One possibility, as we discussed in January, is that a human embryo could be "edited" and then implanted into a womb creating a "designer baby". This would be illegal under UK law, but other countries have more ambiguous legislation.
One toy on many a girl's Christmas list this year is Hello Barbie. This is a traditional Barbie doll with very untraditional features.
Using a wi-fi connection the doll can connect to a powerful cloud database that contains both sophisticated natural language recognition algorithms as well as over 8,000 lines of recorded dialogue. This allows a child to have a conversation with the doll and Barbie will "learn" about the child's likes and dislikes.
It seems plausible that a similar system could be used to deliver cognitive behavioural therapy to an individual. The system could learn about the person's problems, provide reassurance and attempt to overcome unhelpful patterns of thinking and behaviour.
Dr Siri will see you now.
During 2015 researchers from the University of Sheffield ran a trial involving 6,000 mothers, who were offered shopping vouchers if they continued to breastfeed their baby for six months after birth.
A previous smaller study, completed in 2014, had positive results, with mothers and healthcare staff reporting high levels of satisfaction with the scheme.
Critics have questioned why a scheme should reward mothers for doing the best for their child while penalising mothers who are unable to breastfeed. It is a fair point, though a pragmatic answer would be that it's not about the mother, but the child.
Also, increased breastfeeding rates may lead to a reduction in the number of childhood illnesses the NHS has to deal with, so a voucher scheme could actually save the NHS money in the long term.
If the results of this larger trial are also successful, which we suspect will be the case, similar schemes may be set up in other parts of the country.
Drones – unmanned aerial vehicles (UAVs) – are often associated with conflict in many people's minds due to their use in wartorn areas such as Afghanistan and Iraq. However, drones do have the potential to save lives.
A number of organisations, such as Médecins Sans Frontières, have carried out proof-of-concept studies to use drones to transport test samples from a remote village in Papua New Guinea to a larger city for testing.
They are also ideal for delivering vital medicines and aid packets to areas of the world that are hard to access; either due to poor infrastructure or because of natural disaster or armed conflict.
We predict that their use will increase by non-governmental organisations such as MSF. There could also be "test runs" in developed nations to see if drones could be used to assist paramedics during medical emergencies, such as transporting blood products from blood banks to the site of the emergency.

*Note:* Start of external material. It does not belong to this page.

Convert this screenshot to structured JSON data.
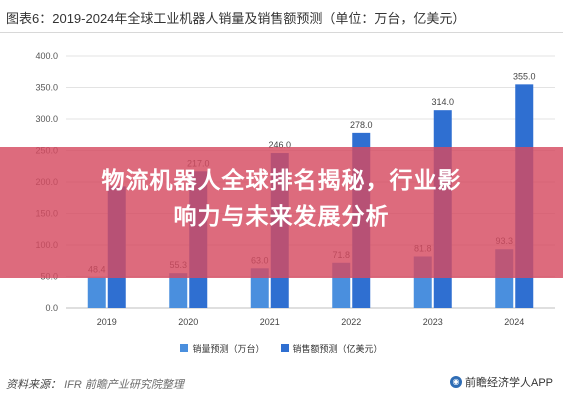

And there are ambitious plans, headed up by British architect Norman Foster, to create three drone ports in Rwanda by 2020, where drones could be used to deliver "urgent and precious supplies to remote areas on a massive scale".
The term human farms is naturally an alarming one; possibly conjuring up thoughts of a 1970s Soylent Green dystopia where humans are grown for food.
The truth is a lot more reassuring. The concept of a human farm is that technology could be used to create microchips that emulate the responses of specialised human tissue – such as bone marrow, neural tissue and lung tissue – to various stimuli.
If the concept proves successful this could lead to the end of animal testing. Aside from the obvious ethical objections many people have with animal testing, it is both expensive and sometimes unreliable. What works in a mouse doesn’t necessarily work in a human.